|
Three dimensional Heisenberg model in the form of a
tetrahedron lattice is investigated. The concurrence and
multipartite entanglement are calculated through 2-concurrence $C$
and 4-concurrence $C_4$. The concurrence $C$ and multipartite
entanglement $C_4$ depend on different coupling strengths $J_i$
and are decreased when the temperature $T$ is increased. For a
symmetric tetrahedron lattice, the concurrence $C$ is symmetric
about $J_1$ when $J_2$ is negative while the multipartite
entanglement $C_4$ is symmetric about $J_1$ when $J_2<2$. For a
regular tetrahedron lattice, the concurrence $C$ of ground state
is $\frac{1}{3}$ for ferromagnetic case while $C=0$ for
antiferromagnetic case. However, there is no multipartite
entanglement since $C_4 =0$ in a regular tetrahedron lattice.

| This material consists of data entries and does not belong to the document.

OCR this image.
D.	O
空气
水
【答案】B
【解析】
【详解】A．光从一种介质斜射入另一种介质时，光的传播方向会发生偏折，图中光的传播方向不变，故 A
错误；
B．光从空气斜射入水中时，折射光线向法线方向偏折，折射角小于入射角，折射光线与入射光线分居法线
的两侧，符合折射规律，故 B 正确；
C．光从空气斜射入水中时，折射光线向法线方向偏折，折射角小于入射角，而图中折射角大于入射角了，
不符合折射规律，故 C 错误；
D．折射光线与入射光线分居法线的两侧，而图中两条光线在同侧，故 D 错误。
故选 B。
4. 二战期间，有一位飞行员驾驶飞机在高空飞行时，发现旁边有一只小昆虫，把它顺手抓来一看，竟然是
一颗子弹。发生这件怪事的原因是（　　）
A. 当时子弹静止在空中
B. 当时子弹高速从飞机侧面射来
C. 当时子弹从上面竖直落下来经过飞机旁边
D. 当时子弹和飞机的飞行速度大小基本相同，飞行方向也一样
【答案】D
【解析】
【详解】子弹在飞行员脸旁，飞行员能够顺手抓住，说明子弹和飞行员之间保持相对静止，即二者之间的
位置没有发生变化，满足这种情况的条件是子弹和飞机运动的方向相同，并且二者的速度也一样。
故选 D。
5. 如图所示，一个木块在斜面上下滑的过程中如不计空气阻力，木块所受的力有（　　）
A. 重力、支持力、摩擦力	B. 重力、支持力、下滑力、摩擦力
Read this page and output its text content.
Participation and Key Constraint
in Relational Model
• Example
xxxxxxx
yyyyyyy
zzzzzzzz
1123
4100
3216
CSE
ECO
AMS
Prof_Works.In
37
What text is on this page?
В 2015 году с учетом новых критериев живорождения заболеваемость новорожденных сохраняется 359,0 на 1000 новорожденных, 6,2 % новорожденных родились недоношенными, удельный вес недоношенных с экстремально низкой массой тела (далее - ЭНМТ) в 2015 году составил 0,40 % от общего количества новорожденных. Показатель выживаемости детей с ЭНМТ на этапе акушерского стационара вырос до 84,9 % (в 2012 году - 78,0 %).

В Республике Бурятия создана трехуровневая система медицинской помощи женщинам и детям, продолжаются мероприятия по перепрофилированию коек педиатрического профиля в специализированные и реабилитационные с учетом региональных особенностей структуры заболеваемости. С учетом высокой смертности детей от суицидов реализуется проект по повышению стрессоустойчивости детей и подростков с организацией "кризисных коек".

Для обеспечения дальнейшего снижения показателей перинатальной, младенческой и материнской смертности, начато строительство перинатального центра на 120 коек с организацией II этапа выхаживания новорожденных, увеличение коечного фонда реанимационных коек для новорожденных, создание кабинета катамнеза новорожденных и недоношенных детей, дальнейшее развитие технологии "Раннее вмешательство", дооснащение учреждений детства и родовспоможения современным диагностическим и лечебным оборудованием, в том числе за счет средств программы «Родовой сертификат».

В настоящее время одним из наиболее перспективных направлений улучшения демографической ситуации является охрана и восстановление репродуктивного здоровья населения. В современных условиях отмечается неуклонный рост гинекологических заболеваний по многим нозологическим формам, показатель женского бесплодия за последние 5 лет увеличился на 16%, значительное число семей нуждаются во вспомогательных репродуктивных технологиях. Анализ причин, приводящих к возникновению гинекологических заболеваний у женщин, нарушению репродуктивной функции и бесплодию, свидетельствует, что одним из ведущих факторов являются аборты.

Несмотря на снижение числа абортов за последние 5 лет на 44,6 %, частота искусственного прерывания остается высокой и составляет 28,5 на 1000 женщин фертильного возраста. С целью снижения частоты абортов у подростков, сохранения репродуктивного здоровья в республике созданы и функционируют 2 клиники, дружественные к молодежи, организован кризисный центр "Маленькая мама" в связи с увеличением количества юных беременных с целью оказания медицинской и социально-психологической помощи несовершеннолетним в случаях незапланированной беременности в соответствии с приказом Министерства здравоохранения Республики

The
external magnetic field $B$ can increase the maximum value of the
concurrence $C_B$ and induce two or three peaks in $C_B$. There is
a peak in the multipartite entanglement $C_{4B}$ when $C_{4B}$ is
varied as a function of the temperature $T$. This peak is mainly
induced by the magnetic field $B$ |
|
Keywords: multipartite entanglement, concurrence, three dimensions, tetrahedron lattice |
|